Some schemes only aim at overcoming the hard task of determining an optimal population size, and they do that by mimicking the process of tuning the population size by a GA’s expert (see also bisection method, K. Sastry). The parameter-less GA (Lobo et al.) works that way by evolving simultaneous and increasingly larger populations until the convergence criterion is met. This method does not speed up a standard GA. Instead, it may slow it down, but the worst-case scenario is of such a magnitude that is well worth using the parameter-less GA to avoid the tuning of the initial population size. Other techniques try to speed up the algorithms by dynamically changing the population size during the run, in a deterministic or adaptive manner.

Back in 1994, the authors (Arabas et al.) of the Genetic Algorithm with Varying Population Size (GAVaPS) claimed that the algorithm was able to adapt its population size during the run, according to the average fitness of the population and to the quality of the best or worst solutions. However, further studies could no replicate that described behaviour. Instead, GAVaPS population easily evolved towards extinction or experienced demographic burst that would increase its size and computational effort. The Adaptive Population Size GA (APGA) (Eiben et al.) tries to overcome this problem by engaging in a traditional steady state reproduction, that is, the population only generates two offspring in each generation. Although the authors presented a study were APGA outperforms several dynamic population sizing methods, F. Lobo and C. Lima later demonstrated that the algorithm does not really adapts its population size, but instead it remains below a specific values after a certain number of generation (In addition, they show that the test set were APGA apparently excels is probably not suited to evaluate GAs with dynamic population).

PRoFIGA (Valkó) is an example of deterministic control of the population (GAVaPS and APGA are adaptive). Unfortunately, it is also an example of an extremely complex algorithm when it comes to tuning it. PROFIGA removes the population size from the usual set of parameters, but it adds six (!) parameters. One of the main guidelines to parameter control is: make it simple. If we replace a parameter by another one (or more!), then the first objective – simplify the tuning for a non-expert user – is not met.

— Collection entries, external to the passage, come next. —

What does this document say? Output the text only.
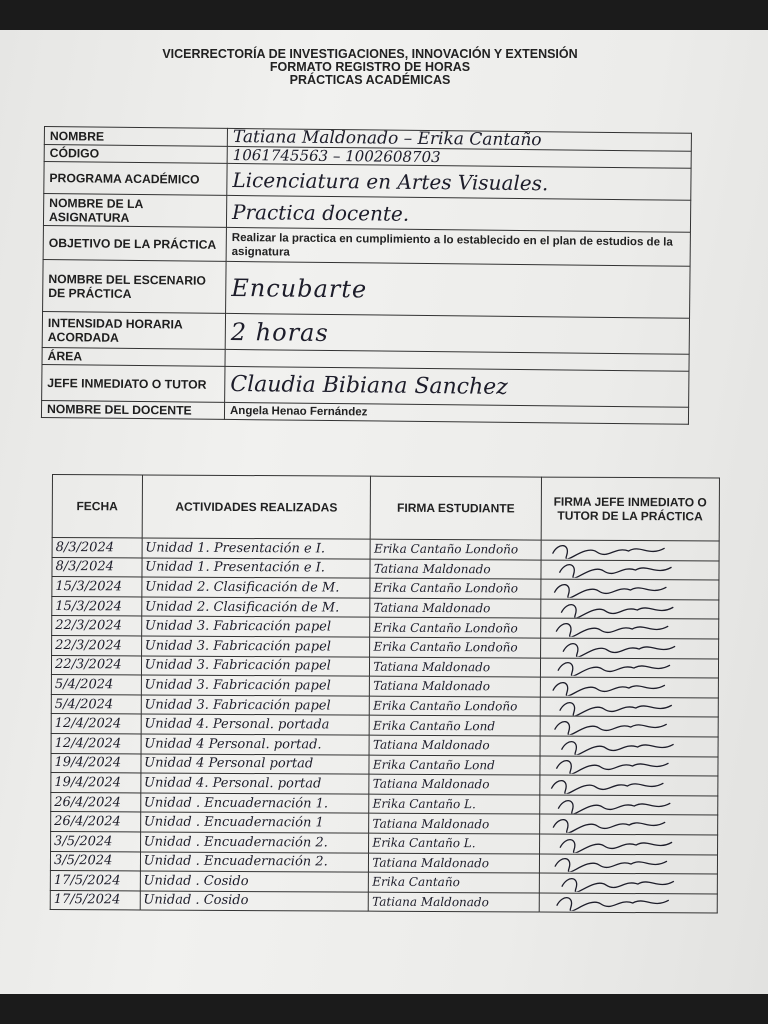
VICERRECTORÍA DE INVESTIGACIONES, INNOVACIÓN Y EXTENSIÓN
FORMATO REGISTRO DE HORAS
PRÁCTICAS ACADÉMICAS
NOMBRE	Tatiana Maldonado – Erika Cantaño
CÓDIGO	1061745563 – 1002608703
PROGRAMA ACADÉMICO	Licenciatura en Artes Visuales.
NOMBRE DE LA ASIGNATURA	Practica docente.
OBJETIVO DE LA PRÁCTICA	Realizar la practica en cumplimiento a lo establecido en el plan de estudios de la asignatura
NOMBRE DEL ESCENARIO DE PRÁCTICA	Encubarte
INTENSIDAD HORARIA ACORDADA	2 horas
ÁREA	
JEFE INMEDIATO O TUTOR	Claudia Bibiana Sanchez
NOMBRE DEL DOCENTE	Angela Henao Fernández
FECHA	ACTIVIDADES REALIZADAS	FIRMA ESTUDIANTE	FIRMA JEFE INMEDIATO O TUTOR DE LA PRÁCTICA
8/3/2024	Unidad 1. Presentación e I.	Erika Cantaño Londoño	

8/3/2024	Unidad 1. Presentación e I.	Tatiana Maldonado	

15/3/2024	Unidad 2. Clasificación de M.	Erika Cantaño Londoño	

15/3/2024	Unidad 2. Clasificación de M.	Tatiana Maldonado	

22/3/2024	Unidad 3. Fabricación papel	Erika Cantaño Londoño	

22/3/2024	Unidad 3. Fabricación papel	Erika Cantaño Londoño	

22/3/2024	Unidad 3. Fabricación papel	Tatiana Maldonado	

5/4/2024	Unidad 3. Fabricación papel	Tatiana Maldonado	

5/4/2024	Unidad 3. Fabricación papel	Erika Cantaño Londoño	

12/4/2024	Unidad 4. Personal. portada	Erika Cantaño Lond	

12/4/2024	Unidad 4 Personal. portad.	Tatiana Maldonado	

19/4/2024	Unidad 4 Personal portad	Erika Cantaño Lond	

19/4/2024	Unidad 4. Personal. portad	Tatiana Maldonado	

26/4/2024	Unidad . Encuadernación 1.	Erika Cantaño L.	

26/4/2024	Unidad . Encuadernación 1	Tatiana Maldonado	

3/5/2024	Unidad . Encuadernación 2.	Erika Cantaño L.	

3/5/2024	Unidad . Encuadernación 2.	Tatiana Maldonado	

17/5/2024	Unidad . Cosido	Erika Cantaño	

17/5/2024	Unidad . Cosido	Tatiana Maldonado	
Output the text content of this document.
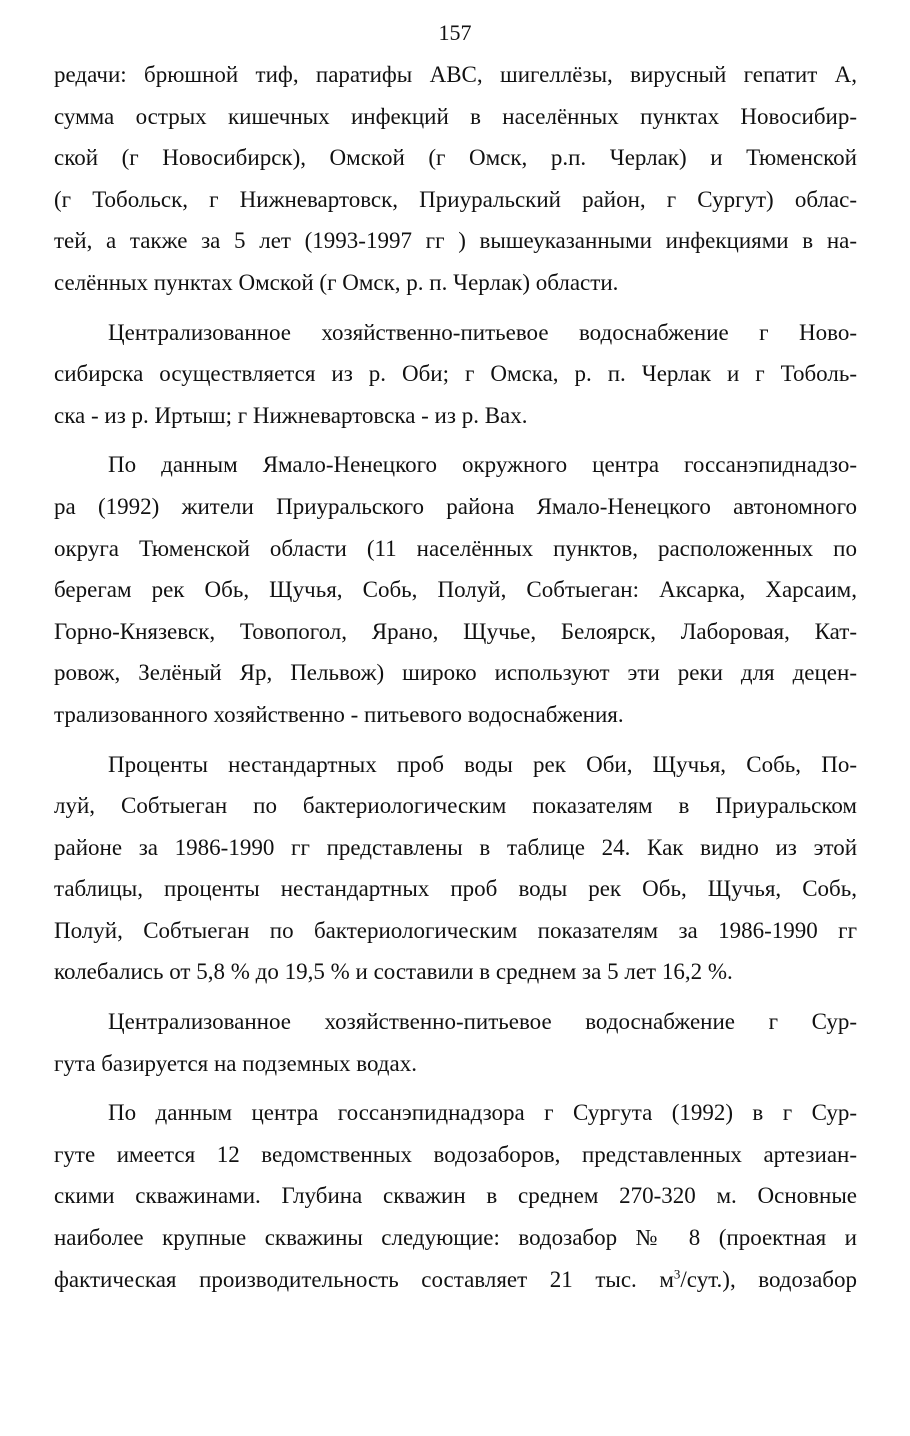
157
редачи: брюшной тиф, паратифы АВС, шигеллёзы, вирусный гепатит А,
сумма острых кишечных инфекций в населённых пунктах Новосибир-
ской (г Новосибирск), Омской (г Омск, р.п. Черлак) и Тюменской
(г Тобольск, г Нижневартовск, Приуральский район, г Сургут) облас-
тей, а также за 5 лет (1993-1997 гг ) вышеуказанными инфекциями в на-
селённых пунктах Омской (г Омск, р. п. Черлак) области.
Централизованное хозяйственно-питьевое водоснабжение г Ново-
сибирска осуществляется из р. Оби; г Омска, р. п. Черлак и г Тоболь-
ска - из р. Иртыш; г Нижневартовска - из р. Вах.
По данным Ямало-Ненецкого окружного центра госсанэпиднадзо-
ра (1992) жители Приуральского района Ямало-Ненецкого автономного
округа Тюменской области (11 населённых пунктов, расположенных по
берегам рек Обь, Щучья, Собь, Полуй, Собтыеган: Аксарка, Харсаим,
Горно-Князевск, Товопогол, Ярано, Щучье, Белоярск, Лаборовая, Кат-
ровож, Зелёный Яр, Пельвож) широко используют эти реки для децен-
трализованного хозяйственно - питьевого водоснабжения.
Проценты нестандартных проб воды рек Оби, Щучья, Собь, По-
луй, Собтыеган по бактериологическим показателям в Приуральском
районе за 1986-1990 гг представлены в таблице 24. Как видно из этой
таблицы, проценты нестандартных проб воды рек Обь, Щучья, Собь,
Полуй, Собтыеган по бактериологическим показателям за 1986-1990 гг
колебались от 5,8 % до 19,5 % и составили в среднем за 5 лет 16,2 %.
Централизованное хозяйственно-питьевое водоснабжение г Сур-
гута базируется на подземных водах.
По данным центра госсанэпиднадзора г Сургута (1992) в г Сур-
гуте имеется 12 ведомственных водозаборов, представленных артезиан-
скими скважинами. Глубина скважин в среднем 270-320 м. Основные
наиболее крупные скважины следующие: водозабор № 8 (проектная и
фактическая производительность составляет 21 тыс. $м^3/сут$.), водозабор
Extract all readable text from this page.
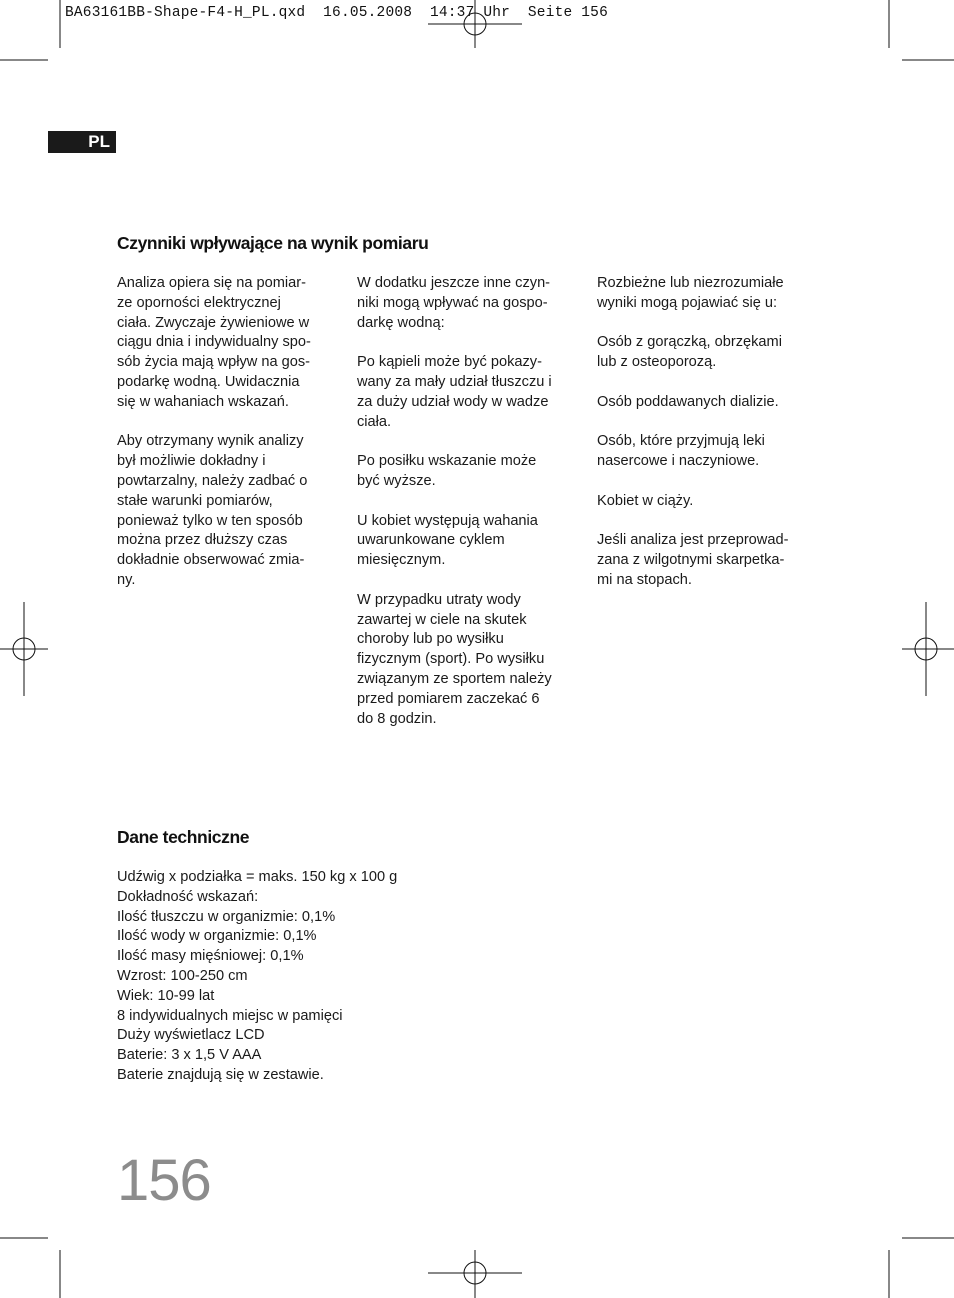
BA63161BB-Shape-F4-H_PL.qxd  16.05.2008  14:37 Uhr  Seite 156
PL
Czynniki wpływające na wynik pomiaru

Analiza opiera się na pomiar-
ze oporności elektrycznej
ciała. Zwyczaje żywieniowe w
ciągu dnia i indywidualny spo-
sób życia mają wpływ na gos-
podarkę wodną. Uwidacznia
się w wahaniach wskazań.

Aby otrzymany wynik analizy
był możliwie dokładny i
powtarzalny, należy zadbać o
stałe warunki pomiarów,
ponieważ tylko w ten sposób
można przez dłuższy czas
dokładnie obserwować zmia-
ny.

W dodatku jeszcze inne czyn-
niki mogą wpływać na gospo-
darkę wodną:

Po kąpieli może być pokazy-
wany za mały udział tłuszczu i
za duży udział wody w wadze
ciała.

Po posiłku wskazanie może
być wyższe.

U kobiet występują wahania
uwarunkowane cyklem
miesięcznym.

W przypadku utraty wody
zawartej w ciele na skutek
choroby lub po wysiłku
fizycznym (sport). Po wysiłku
związanym ze sportem należy
przed pomiarem zaczekać 6
do 8 godzin.

Rozbieżne lub niezrozumiałe
wyniki mogą pojawiać się u:

Osób z gorączką, obrzękami
lub z osteoporozą.

Osób poddawanych dializie.

Osób, które przyjmują leki
nasercowe i naczyniowe.

Kobiet w ciąży.

Jeśli analiza jest przeprowad-
zana z wilgotnymi skarpetka-
mi na stopach.

Dane techniczne
Udźwig x podziałka = maks. 150 kg x 100 g
Dokładność wskazań:
Ilość tłuszczu w organizmie: 0,1%
Ilość wody w organizmie: 0,1%
Ilość masy mięśniowej: 0,1%
Wzrost: 100-250 cm
Wiek: 10-99 lat
8 indywidualnych miejsc w pamięci
Duży wyświetlacz LCD
Baterie: 3 x 1,5 V AAA
Baterie znajdują się w zestawie.
156
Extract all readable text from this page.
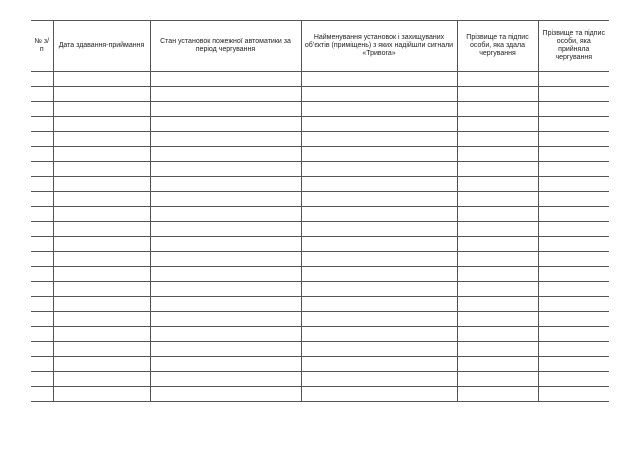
№ з/п	Дата здавання-приймання	Стан установок пожежної автоматики за період чергування	Найменування установок і захищуваних об’єктів (приміщень) з яких надійшли сигнали «Тривога»	Прізвище та підпис особи, яка здала чергування	Прізвище та підпис особи, яка прийняла чергування
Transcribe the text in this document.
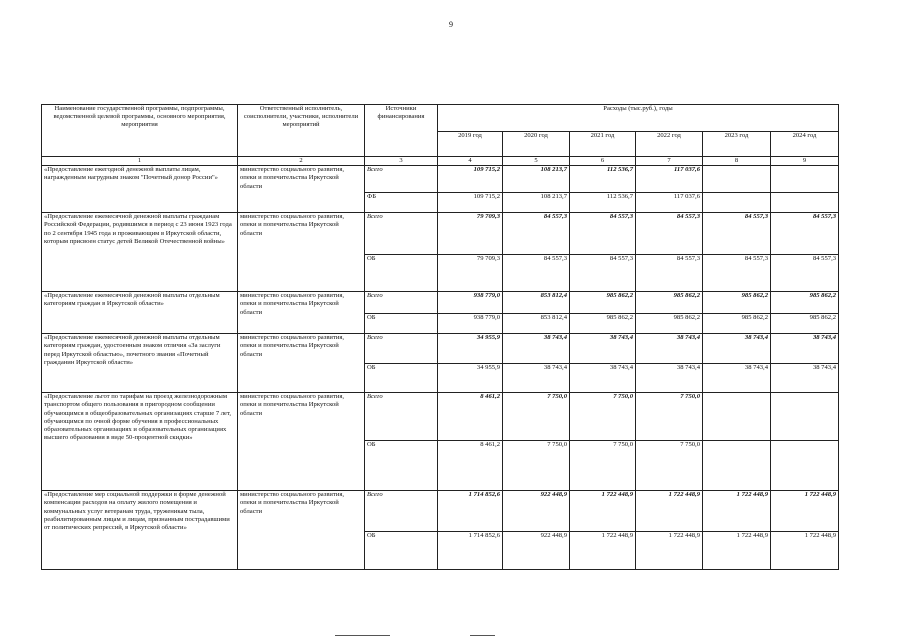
9
Наименование государственной программы, подпрограммы, ведомственной целевой программы, основного мероприятия, мероприятия	Ответственный исполнитель, соисполнители, участники, исполнители мероприятий	Источники финансирования	Расходы (тыс.руб.), годы					
			2019 год	2020 год	2021 год	2022 год	2023 год	2024 год
1	2	3	4	5	6	7	8	9
«Предоставление ежегодной денежной выплаты лицам, награжденным нагрудным знаком "Почетный донор России"»	министерство социального развития, опеки и попечительства Иркутской области	Всего	109 715,2	108 213,7	112 536,7	117 037,6		
		ФБ	109 715,2	108 213,7	112 536,7	117 037,6		
«Предоставление ежемесячной денежной выплаты гражданам Российской Федерации, родившимся в период с 23 июня 1923 года по 2 сентября 1945 года и проживающим в Иркутской области, которым присвоен статус детей Великой Отечественной войны»	министерство социального развития, опеки и попечительства Иркутской области	Всего	79 709,3	84 557,3	84 557,3	84 557,3	84 557,3	84 557,3
		ОБ	79 709,3	84 557,3	84 557,3	84 557,3	84 557,3	84 557,3
«Предоставление ежемесячной денежной выплаты отдельным категориям граждан в Иркутской области»	министерство социального развития, опеки и попечительства Иркутской области	Всего	938 779,0	853 812,4	985 862,2	985 862,2	985 862,2	985 862,2
		ОБ	938 779,0	853 812,4	985 862,2	985 862,2	985 862,2	985 862,2
«Предоставление ежемесячной денежной выплаты отдельным категориям граждан, удостоенным знаком отличия «За заслуги перед Иркутской областью», почетного звания «Почетный гражданин Иркутской области»	министерство социального развития, опеки и попечительства Иркутской области	Всего	34 955,9	38 743,4	38 743,4	38 743,4	38 743,4	38 743,4
		ОБ	34 955,9	38 743,4	38 743,4	38 743,4	38 743,4	38 743,4
«Предоставление льгот по тарифам на проезд железнодорожным транспортом общего пользования в пригородном сообщении обучающимся в общеобразовательных организациях старше 7 лет, обучающимся по очной форме обучения в профессиональных образовательных организациях и образовательных организациях высшего образования в виде 50-процентной скидки»	министерство социального развития, опеки и попечительства Иркутской области	Всего	8 461,2	7 750,0	7 750,0	7 750,0		
		ОБ	8 461,2	7 750,0	7 750,0	7 750,0		
«Предоставление мер социальной поддержки в форме денежной компенсации расходов на оплату жилого помещения и коммунальных услуг ветеранам труда, труженикам тыла, реабилитированным лицам и лицам, признанным пострадавшими от политических репрессий, в Иркутской области»	министерство социального развития, опеки и попечительства Иркутской области	Всего	1 714 852,6	922 448,9	1 722 448,9	1 722 448,9	1 722 448,9	1 722 448,9
		ОБ	1 714 852,6	922 448,9	1 722 448,9	1 722 448,9	1 722 448,9	1 722 448,9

In 2001 (at GECCO), De Jong identified some of the open problems in Evolutionary Computation. Dynamic populations was one of them. Since then, not much has been done that we could consider as major breakthrough. In fact, varying population size is a serious candidate for the title of Evolutionary Computation Holy Grail! Take for instance the self-adaptation of the optimal population size. If the algorithm starts with a smaller population than the required, it has to grow its size, but it has to add genetic diversity along the way, because the initial genetic pool will no be able to converge to a solution (if it did, then the optimal population size would be expected one, but instead a smaller population, of course). Is it possible to design an effective dynamic scheme (that is, a scheme that could start with a population with random size, an then adapt in the first generations to the proper size)? Or should we start considering other applications for dynamic population GAs, and abandon the quest the for a GA which is independent of the initial population size?